И пришпорил коня, направляя его прямо на кинувшихся наперерез гвардейцев.
Ланс трясся в тесной карете, в которой в Аркайле перевозили особо опасных преступников. Напротив дышал луком один из надзирателей. Коренастый, с крупным пористым носом и сальными прядями. Почему-то непромытые волосы охранника раздражали менестреля больше, чем зловонное дыхание. Хотя, если подумать, случалось ему сражаться бок о бок с наёмниками, которые смердели сильнее и мылись реже. Так что ничего ужасного не происходило. Если не считать того, что его впервые в жизни отправляли на пожизненное заключение в подземелье Северной башни, о котором в Аркайле ходили легенды.
Все знали, что отстроили само фортификационное сооружение лет четыреста назад. Тогда оно очень помогло в затяжной войне с браккарцами — прикрыло гавань благодаря дальнобойным баллистам и отогнало галеры чужаков на безопасное расстояние, воспрепятствовав высадке десанта в самой столице. Островитяне высадили таки пехоту в двух лигах к югу, на узкой и длинной песчаной косе, но войска генерала Лойса альт Кратта перегородили перешеек и дали бой превосходящим силам противника. Потеряв раненными и убитыми почти треть отряда, браккарцы отступили, попав на обратном пути в шторм, где лишились ещё половины воинов. Именно после этого случая изображение Северной башни начали чеканить на серебряных монетах Аркайла.

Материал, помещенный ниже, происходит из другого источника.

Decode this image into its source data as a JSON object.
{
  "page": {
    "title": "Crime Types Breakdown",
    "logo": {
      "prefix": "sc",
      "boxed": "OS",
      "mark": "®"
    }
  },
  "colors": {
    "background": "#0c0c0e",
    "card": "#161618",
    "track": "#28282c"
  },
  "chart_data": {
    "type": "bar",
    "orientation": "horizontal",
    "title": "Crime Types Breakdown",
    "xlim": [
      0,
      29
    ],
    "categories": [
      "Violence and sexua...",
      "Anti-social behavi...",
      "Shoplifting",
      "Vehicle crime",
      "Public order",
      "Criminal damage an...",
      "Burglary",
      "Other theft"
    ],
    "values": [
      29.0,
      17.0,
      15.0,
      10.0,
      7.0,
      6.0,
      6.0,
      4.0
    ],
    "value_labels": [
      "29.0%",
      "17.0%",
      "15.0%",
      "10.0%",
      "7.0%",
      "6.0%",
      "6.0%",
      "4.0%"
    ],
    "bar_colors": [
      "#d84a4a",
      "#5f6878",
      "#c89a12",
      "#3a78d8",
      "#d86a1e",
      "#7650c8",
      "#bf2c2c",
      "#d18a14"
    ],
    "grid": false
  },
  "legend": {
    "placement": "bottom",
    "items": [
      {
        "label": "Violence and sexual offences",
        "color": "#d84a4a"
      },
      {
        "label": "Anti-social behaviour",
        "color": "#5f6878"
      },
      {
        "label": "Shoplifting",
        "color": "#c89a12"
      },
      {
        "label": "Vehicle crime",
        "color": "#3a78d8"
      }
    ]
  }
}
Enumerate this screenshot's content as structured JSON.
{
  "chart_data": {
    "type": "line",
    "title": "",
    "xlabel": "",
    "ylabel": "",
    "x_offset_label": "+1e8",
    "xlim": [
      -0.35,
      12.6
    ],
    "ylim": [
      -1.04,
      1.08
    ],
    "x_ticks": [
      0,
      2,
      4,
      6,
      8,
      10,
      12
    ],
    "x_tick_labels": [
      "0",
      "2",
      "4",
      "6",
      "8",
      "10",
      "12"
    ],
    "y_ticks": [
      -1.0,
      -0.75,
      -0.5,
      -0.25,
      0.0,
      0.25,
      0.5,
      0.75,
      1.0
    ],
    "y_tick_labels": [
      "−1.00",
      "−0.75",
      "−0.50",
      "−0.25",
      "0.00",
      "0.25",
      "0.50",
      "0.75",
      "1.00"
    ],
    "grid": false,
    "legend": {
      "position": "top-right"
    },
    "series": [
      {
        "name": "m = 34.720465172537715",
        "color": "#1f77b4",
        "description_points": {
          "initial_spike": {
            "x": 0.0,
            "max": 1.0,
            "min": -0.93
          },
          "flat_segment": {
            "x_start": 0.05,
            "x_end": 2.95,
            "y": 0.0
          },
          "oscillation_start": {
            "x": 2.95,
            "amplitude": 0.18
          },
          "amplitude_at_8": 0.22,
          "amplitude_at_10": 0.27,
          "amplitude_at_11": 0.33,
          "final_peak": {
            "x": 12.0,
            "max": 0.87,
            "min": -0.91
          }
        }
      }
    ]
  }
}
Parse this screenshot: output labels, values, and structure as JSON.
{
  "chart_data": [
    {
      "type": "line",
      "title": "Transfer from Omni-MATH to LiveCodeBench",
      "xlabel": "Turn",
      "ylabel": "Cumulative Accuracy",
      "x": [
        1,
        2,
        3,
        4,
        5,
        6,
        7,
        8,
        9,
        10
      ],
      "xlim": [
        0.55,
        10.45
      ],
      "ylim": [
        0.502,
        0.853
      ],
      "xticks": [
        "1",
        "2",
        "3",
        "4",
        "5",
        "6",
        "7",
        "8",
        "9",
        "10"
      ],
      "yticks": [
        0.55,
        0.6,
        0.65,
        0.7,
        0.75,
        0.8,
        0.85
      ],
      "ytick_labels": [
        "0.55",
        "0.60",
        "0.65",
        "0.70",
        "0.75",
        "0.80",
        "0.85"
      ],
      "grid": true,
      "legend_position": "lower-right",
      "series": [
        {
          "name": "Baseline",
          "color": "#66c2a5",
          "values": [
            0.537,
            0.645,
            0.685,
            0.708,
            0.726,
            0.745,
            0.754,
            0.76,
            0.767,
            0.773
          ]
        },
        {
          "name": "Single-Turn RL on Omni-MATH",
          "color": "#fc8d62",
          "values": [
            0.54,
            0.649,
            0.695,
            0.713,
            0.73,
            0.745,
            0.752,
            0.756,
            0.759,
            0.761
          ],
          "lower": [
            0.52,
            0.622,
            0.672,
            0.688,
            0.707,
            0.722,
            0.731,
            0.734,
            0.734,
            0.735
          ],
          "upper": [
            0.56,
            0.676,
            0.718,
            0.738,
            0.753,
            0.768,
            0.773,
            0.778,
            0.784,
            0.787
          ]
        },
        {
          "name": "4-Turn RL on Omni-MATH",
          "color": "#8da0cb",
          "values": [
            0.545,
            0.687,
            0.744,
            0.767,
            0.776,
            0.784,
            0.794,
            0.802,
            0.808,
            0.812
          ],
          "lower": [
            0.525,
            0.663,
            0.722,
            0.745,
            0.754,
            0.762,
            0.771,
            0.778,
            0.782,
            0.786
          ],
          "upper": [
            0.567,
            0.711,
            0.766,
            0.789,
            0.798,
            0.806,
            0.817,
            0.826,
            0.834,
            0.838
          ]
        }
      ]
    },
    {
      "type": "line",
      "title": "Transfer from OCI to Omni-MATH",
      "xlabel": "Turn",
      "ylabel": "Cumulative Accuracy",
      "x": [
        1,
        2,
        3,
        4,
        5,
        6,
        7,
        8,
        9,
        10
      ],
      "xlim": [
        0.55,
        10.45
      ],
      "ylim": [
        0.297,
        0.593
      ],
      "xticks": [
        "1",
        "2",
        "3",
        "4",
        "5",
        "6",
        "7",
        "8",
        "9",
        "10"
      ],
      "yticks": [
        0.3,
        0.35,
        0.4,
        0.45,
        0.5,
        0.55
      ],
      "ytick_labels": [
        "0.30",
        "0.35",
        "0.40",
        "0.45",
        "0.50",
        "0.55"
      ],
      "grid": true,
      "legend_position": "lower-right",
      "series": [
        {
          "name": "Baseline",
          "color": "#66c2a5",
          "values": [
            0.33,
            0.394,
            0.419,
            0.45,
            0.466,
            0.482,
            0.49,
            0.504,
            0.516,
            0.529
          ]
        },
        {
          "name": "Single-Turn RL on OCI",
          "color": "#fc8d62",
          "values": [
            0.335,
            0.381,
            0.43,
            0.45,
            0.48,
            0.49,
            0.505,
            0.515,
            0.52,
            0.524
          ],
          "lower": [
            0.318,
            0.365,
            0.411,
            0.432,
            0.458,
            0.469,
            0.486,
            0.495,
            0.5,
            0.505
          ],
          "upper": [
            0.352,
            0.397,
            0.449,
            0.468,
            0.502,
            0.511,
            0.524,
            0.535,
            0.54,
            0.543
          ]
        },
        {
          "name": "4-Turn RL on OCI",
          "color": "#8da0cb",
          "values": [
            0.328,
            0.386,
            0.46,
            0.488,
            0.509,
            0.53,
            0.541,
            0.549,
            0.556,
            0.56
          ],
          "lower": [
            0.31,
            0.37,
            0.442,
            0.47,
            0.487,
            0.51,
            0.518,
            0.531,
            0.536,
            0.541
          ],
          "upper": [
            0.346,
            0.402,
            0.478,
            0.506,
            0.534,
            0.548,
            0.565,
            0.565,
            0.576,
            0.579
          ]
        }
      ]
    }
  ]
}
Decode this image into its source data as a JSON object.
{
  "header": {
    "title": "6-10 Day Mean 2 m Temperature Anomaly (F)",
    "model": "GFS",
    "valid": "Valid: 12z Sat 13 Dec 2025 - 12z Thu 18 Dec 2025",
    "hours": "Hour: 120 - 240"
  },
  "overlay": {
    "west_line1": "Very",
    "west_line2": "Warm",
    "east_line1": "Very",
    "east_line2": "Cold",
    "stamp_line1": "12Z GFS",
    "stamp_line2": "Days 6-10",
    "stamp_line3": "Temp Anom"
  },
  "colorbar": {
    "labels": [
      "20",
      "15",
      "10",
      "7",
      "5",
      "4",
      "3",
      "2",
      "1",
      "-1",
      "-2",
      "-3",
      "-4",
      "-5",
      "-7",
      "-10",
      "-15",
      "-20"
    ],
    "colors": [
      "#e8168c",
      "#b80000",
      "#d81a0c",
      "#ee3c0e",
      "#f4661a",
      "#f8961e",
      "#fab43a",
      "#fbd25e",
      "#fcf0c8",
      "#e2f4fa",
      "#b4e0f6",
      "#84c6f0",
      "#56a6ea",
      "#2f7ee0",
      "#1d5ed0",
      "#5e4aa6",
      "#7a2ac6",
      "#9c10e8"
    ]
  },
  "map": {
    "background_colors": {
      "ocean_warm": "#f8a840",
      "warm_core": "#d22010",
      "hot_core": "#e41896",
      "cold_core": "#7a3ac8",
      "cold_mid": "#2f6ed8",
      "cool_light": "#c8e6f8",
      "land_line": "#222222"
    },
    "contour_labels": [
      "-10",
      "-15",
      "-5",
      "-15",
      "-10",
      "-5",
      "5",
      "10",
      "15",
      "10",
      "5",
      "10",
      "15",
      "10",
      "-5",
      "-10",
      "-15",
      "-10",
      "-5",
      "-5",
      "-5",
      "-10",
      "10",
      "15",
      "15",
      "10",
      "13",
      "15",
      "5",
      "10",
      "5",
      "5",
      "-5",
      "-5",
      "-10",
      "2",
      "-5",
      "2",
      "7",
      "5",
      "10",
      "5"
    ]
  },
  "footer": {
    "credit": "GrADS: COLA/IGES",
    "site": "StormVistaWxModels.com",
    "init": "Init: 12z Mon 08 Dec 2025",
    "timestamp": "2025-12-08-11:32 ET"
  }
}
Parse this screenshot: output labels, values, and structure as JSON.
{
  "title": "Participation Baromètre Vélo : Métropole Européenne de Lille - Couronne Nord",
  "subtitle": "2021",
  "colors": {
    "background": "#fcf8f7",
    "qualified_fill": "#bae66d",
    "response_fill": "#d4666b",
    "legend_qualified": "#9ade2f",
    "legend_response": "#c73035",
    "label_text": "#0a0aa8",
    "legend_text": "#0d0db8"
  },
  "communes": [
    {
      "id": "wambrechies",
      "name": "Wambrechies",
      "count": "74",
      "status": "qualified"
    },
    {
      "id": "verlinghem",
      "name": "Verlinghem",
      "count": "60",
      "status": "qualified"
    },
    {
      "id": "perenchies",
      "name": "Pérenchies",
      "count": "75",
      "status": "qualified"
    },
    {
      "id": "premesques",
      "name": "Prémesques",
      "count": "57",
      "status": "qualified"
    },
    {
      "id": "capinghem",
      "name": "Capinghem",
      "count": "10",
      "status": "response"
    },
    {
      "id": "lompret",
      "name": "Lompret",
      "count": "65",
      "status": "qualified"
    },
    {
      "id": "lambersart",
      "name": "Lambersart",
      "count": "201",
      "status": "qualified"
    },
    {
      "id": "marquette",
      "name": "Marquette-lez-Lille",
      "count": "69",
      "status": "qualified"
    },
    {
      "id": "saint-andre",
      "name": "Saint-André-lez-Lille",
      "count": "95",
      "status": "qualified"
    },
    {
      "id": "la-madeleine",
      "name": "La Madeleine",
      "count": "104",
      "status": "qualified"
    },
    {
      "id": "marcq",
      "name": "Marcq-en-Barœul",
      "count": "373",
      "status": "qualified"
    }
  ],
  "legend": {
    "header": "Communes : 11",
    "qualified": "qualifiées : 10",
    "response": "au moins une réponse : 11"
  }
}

В наступивший, так называемый мирный век, ознаменовавшийся лишь мелкими стычками на границе с Унсалой, холм, на котором стояла башня, оброс крепостными стенами, здесь разместили большой гарнизон. Ещё сто лет спустя фортификационные сооружения переделали с тем, чтобы разместить орудийные батареи — алхимики уже придумали пушечное зелье. Идея прятать в подземелья Северной башни государственных преступников пришла в голову прапрапрадеду покойного Лазаля. Именно сюда герцог Жайден отправил младшего брата, устроившего заговор, и полтора десятка мятежных баронов, которым хотелось видеть в короне его, а не законного правителя. Для них оборудовали одиночные камеры, в которые никогда не проникал свет. Узники вынуждены были томиться в кромешной тьме, холоде и сырости — ведь подземелье уходило вглубь скал, на которые опирался фундамент башни, и располагалось гораздо ниже уровня моря.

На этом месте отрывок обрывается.